Home Sector Federal Deloitte refuses to answer questions about misuse of government information

Deloitte refuses to answer questions about misuse of government information

Deloitte refuses to answer questions about misuse of government information

Consultancy firm Deloitte has refused to answer questions about which department was involved in the misuse of government information by one of its employees.

Tom Imbesi

A Senate Committee on Monday heard that Deloitte took disciplinary action in relation to 121 matters in 2023, including one case involving misuse of government information.

Apart from that case, which was reported to the relevant department, only one of the other matters was reported.

Deloitte said the “inadvertent” misuse of information related to a “breach of protocols in relation to the handling of government information”.

Deloitte Chairman Tom Imbesi told the committee: “There was a core team and a broader team, with confidentiality requirements within that core team, and one individual shared information to the broader team.”

The person involved was stood down and received a formal warning.

However, witnesses refused to say which department or which contract was involved; which specific information was misused by whom, or what the consequences were, drawing a stern response from Greens Senator Barbara Pocock.

“This is one example where your entity has misused government information and you came here today… unprepared to talk about the specifics of that?” she said.

“That is one of the reasons why there is distrust about large consulting firms.”

Mr Imbesi agreed to provide the committee with more information on notice by August 7 after consulting with the department.

On Thursday, a Deloitte spokesman confirmed to Government News that in a separate case in 2017, a former Deloitte partner passed on confidential Defence information he had obtained while working for Deloitte to his new employer.

CEO paid eight times as much as PM

Deloitte also refused to provide the committee with partnership income information, citing commercial sensitivity.

Adam Powick: $3.5 million dollar man

However it was revealed CEO Adam Powick was on a “ballpark” salary of around $3.5 million a year,  while the average earning for a Deloitte partner was $500,000 to $600,000 – close to what the Prime Minister is paid.

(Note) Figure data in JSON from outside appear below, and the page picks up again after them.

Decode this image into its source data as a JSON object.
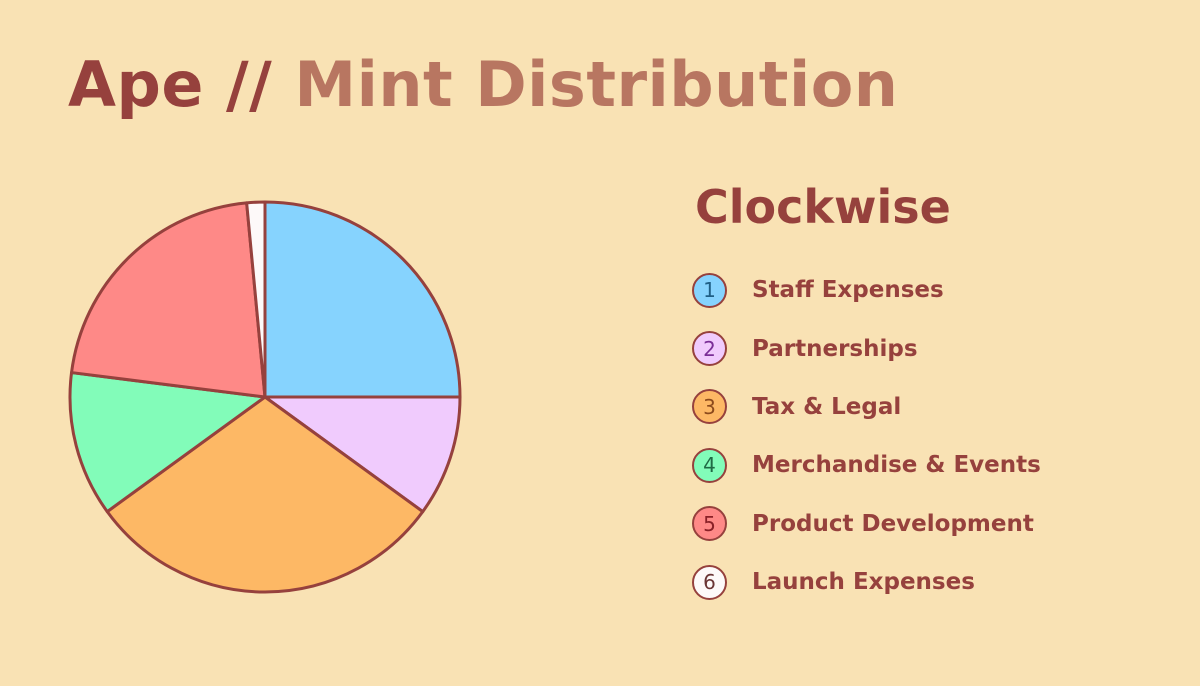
{
  "title": {
    "prefix": "Ape //",
    "main": "Mint Distribution",
    "prefix_color": "#96413d",
    "main_color": "#b87661"
  },
  "legend": {
    "title": "Clockwise",
    "text_color": "#96413d"
  },
  "chart_data": {
    "type": "pie",
    "direction": "clockwise",
    "start_angle_deg": 0,
    "stroke_color": "#96413d",
    "slices": [
      {
        "number": "1",
        "label": "Staff Expenses",
        "value": 25,
        "color": "#86d3fe",
        "text_color": "#1f5f86"
      },
      {
        "number": "2",
        "label": "Partnerships",
        "value": 10,
        "color": "#f0cbfd",
        "text_color": "#7a2e97"
      },
      {
        "number": "3",
        "label": "Tax & Legal",
        "value": 30,
        "color": "#fdb865",
        "text_color": "#8c4a1c"
      },
      {
        "number": "4",
        "label": "Merchandise & Events",
        "value": 12,
        "color": "#82fcb9",
        "text_color": "#1f6a45"
      },
      {
        "number": "5",
        "label": "Product Development",
        "value": 21.5,
        "color": "#fe8987",
        "text_color": "#8a2027"
      },
      {
        "number": "6",
        "label": "Launch Expenses",
        "value": 1.5,
        "color": "#fdf9f9",
        "text_color": "#6a3535"
      }
    ]
  }
}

Senator Deborah O’Neill asked Mr Powick, “at a salary of $3.5 million are you really worth seven times the salary of the Australian Prime Minister?”

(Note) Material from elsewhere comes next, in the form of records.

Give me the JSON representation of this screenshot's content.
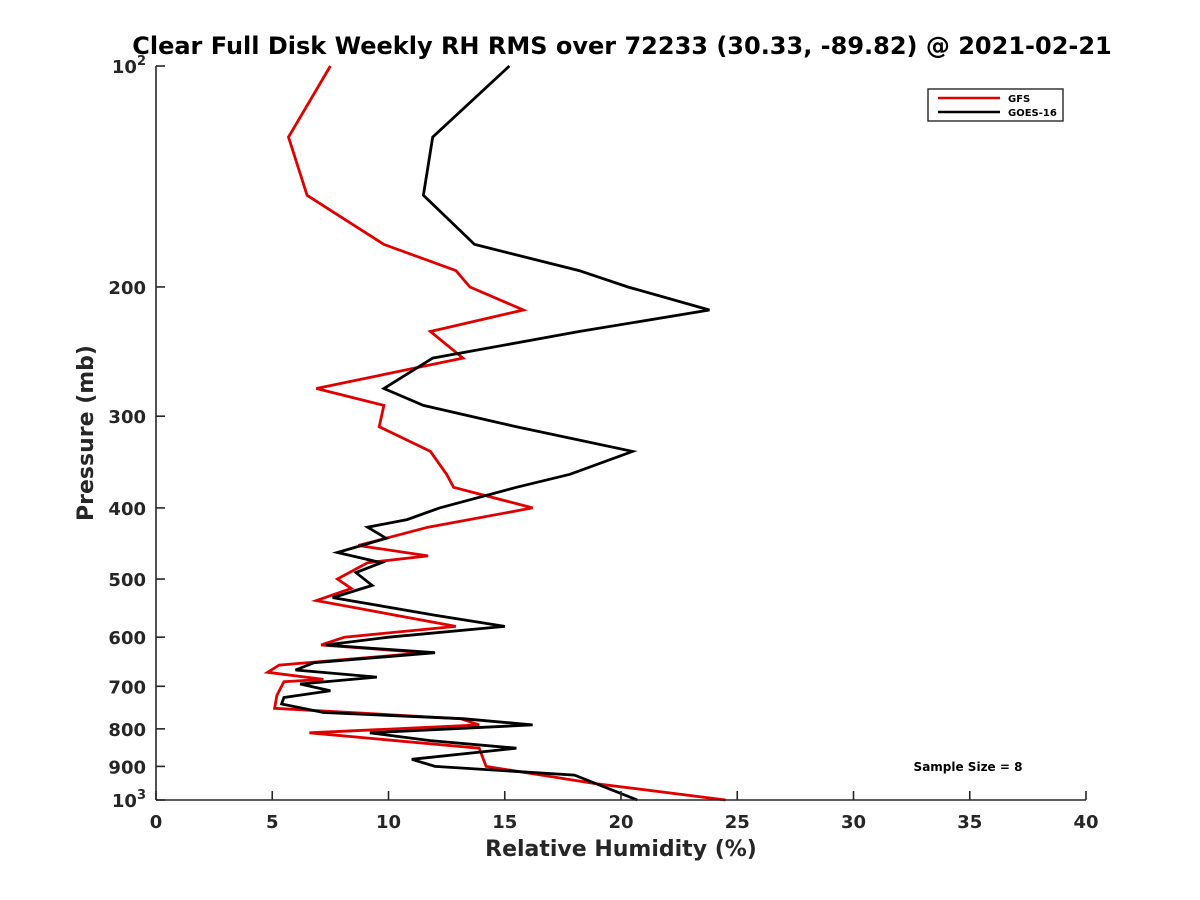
{
  "chart_data": {
    "type": "line",
    "title": "Clear Full Disk Weekly RH RMS over 72233 (30.33, -89.82) @ 2021-02-21",
    "xlabel": "Relative Humidity (%)",
    "ylabel": "Pressure (mb)",
    "xlim": [
      0,
      40
    ],
    "ylim": [
      100,
      1000
    ],
    "yscale": "log",
    "y_reversed": true,
    "x_ticks": [
      "0",
      "5",
      "10",
      "15",
      "20",
      "25",
      "30",
      "35",
      "40"
    ],
    "y_ticks": [
      {
        "value": 100,
        "base": "10",
        "exp": "2"
      },
      {
        "value": 200,
        "label": "200"
      },
      {
        "value": 300,
        "label": "300"
      },
      {
        "value": 400,
        "label": "400"
      },
      {
        "value": 500,
        "label": "500"
      },
      {
        "value": 600,
        "label": "600"
      },
      {
        "value": 700,
        "label": "700"
      },
      {
        "value": 800,
        "label": "800"
      },
      {
        "value": 900,
        "label": "900"
      },
      {
        "value": 1000,
        "base": "10",
        "exp": "3"
      }
    ],
    "series": [
      {
        "name": "GFS",
        "color": "#e00000",
        "points": [
          [
            7.5,
            100
          ],
          [
            5.7,
            125
          ],
          [
            6.5,
            150
          ],
          [
            9.8,
            175
          ],
          [
            12.9,
            190
          ],
          [
            13.5,
            200
          ],
          [
            15.8,
            215
          ],
          [
            11.8,
            230
          ],
          [
            13.2,
            250
          ],
          [
            6.9,
            275
          ],
          [
            9.8,
            290
          ],
          [
            9.6,
            310
          ],
          [
            11.8,
            335
          ],
          [
            12.5,
            360
          ],
          [
            12.8,
            375
          ],
          [
            16.2,
            400
          ],
          [
            11.7,
            425
          ],
          [
            8.7,
            450
          ],
          [
            11.7,
            465
          ],
          [
            9.1,
            475
          ],
          [
            7.8,
            500
          ],
          [
            8.4,
            515
          ],
          [
            6.9,
            535
          ],
          [
            12.9,
            580
          ],
          [
            8.1,
            600
          ],
          [
            7.1,
            615
          ],
          [
            11.6,
            630
          ],
          [
            5.3,
            655
          ],
          [
            4.8,
            670
          ],
          [
            7.2,
            685
          ],
          [
            5.5,
            690
          ],
          [
            5.2,
            720
          ],
          [
            5.1,
            750
          ],
          [
            13.1,
            775
          ],
          [
            13.9,
            790
          ],
          [
            6.6,
            810
          ],
          [
            13.9,
            850
          ],
          [
            14.2,
            900
          ],
          [
            18.9,
            950
          ],
          [
            24.5,
            1000
          ]
        ]
      },
      {
        "name": "GOES-16",
        "color": "#000000",
        "points": [
          [
            15.2,
            100
          ],
          [
            11.9,
            125
          ],
          [
            11.5,
            150
          ],
          [
            13.7,
            175
          ],
          [
            18.2,
            190
          ],
          [
            20.3,
            200
          ],
          [
            23.8,
            215
          ],
          [
            18.2,
            230
          ],
          [
            11.9,
            250
          ],
          [
            9.8,
            275
          ],
          [
            11.5,
            290
          ],
          [
            15.5,
            310
          ],
          [
            20.5,
            335
          ],
          [
            17.8,
            360
          ],
          [
            15.5,
            375
          ],
          [
            12.2,
            400
          ],
          [
            10.8,
            415
          ],
          [
            9.1,
            425
          ],
          [
            9.9,
            440
          ],
          [
            7.8,
            460
          ],
          [
            9.7,
            475
          ],
          [
            8.6,
            490
          ],
          [
            9.3,
            510
          ],
          [
            7.6,
            530
          ],
          [
            12.0,
            560
          ],
          [
            15.0,
            580
          ],
          [
            10.0,
            600
          ],
          [
            7.3,
            615
          ],
          [
            12.0,
            630
          ],
          [
            6.8,
            650
          ],
          [
            6.0,
            665
          ],
          [
            9.5,
            680
          ],
          [
            6.2,
            695
          ],
          [
            7.5,
            710
          ],
          [
            5.5,
            725
          ],
          [
            5.4,
            740
          ],
          [
            7.2,
            760
          ],
          [
            13.2,
            775
          ],
          [
            16.2,
            790
          ],
          [
            9.2,
            810
          ],
          [
            11.8,
            830
          ],
          [
            15.5,
            850
          ],
          [
            11.0,
            880
          ],
          [
            12.0,
            900
          ],
          [
            18.0,
            925
          ],
          [
            20.7,
            1000
          ]
        ]
      }
    ],
    "legend": {
      "location": "top-right",
      "entries": [
        "GFS",
        "GOES-16"
      ]
    },
    "annotation": "Sample Size = 8"
  }
}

“Well it’s a hard argument to prosecute,” he said. “But it’s not my position to talk about professions and different systems.” Pressed further, he later said, “no”.

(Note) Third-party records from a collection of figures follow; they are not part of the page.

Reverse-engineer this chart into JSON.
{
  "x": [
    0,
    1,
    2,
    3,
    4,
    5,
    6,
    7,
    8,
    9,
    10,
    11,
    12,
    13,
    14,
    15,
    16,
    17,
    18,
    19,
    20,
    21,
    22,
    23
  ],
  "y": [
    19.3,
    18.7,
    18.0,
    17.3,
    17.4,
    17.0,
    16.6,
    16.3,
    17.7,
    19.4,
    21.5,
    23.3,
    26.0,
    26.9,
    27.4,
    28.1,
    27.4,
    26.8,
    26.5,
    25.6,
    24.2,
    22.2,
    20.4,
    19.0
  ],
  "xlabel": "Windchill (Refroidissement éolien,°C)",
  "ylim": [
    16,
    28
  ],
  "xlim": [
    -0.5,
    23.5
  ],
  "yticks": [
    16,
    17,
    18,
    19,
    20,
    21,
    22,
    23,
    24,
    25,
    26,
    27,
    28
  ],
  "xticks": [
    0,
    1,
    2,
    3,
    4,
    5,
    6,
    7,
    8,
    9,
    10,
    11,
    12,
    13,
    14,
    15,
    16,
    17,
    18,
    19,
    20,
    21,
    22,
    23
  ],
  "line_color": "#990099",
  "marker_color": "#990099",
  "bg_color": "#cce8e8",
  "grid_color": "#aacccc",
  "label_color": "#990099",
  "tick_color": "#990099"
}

The committee heard partners in the big seven consulting firms had been asked to provide income information to the committee, which is investigating integrity in the consulting sector.

The only information forthcoming was from disgraced firm PwC, which confirmed outgoing CEO Tom Seymour had received $4.6m a year, with around 80 per cent of its partners earning upwards of $500,000, and around 35 per cent on $1 million a year. 

Partners invested in ‘ponzi scheme’

Deloitte’s witnesses were also also grilled over what’s been described as a ponzi scheme set up by a former partner that ran for three years from 2019 while with the former partner was still with Deloitte.

Twelve partners, including Mr Powick, invested in the scheme which raised $60 million. Mr Powick refused to say when he first learned about the scheme, but confirmed he was still a member and had not recouped his investment.

The committee also heard that according to Deloitte’s annual ethics survey, six per cent of 13,000 employees – or 780 people – don’t feel empowered to raise concerns and six per cent feel pressured to compromise their ethics.

In the last 12 months Deloitte has accepted $720 million of public money for consultancy in the public sphere.

Its consulting business has grown from $836 million to $1.3 billion in five years, with 25 per cent coming from government contracts.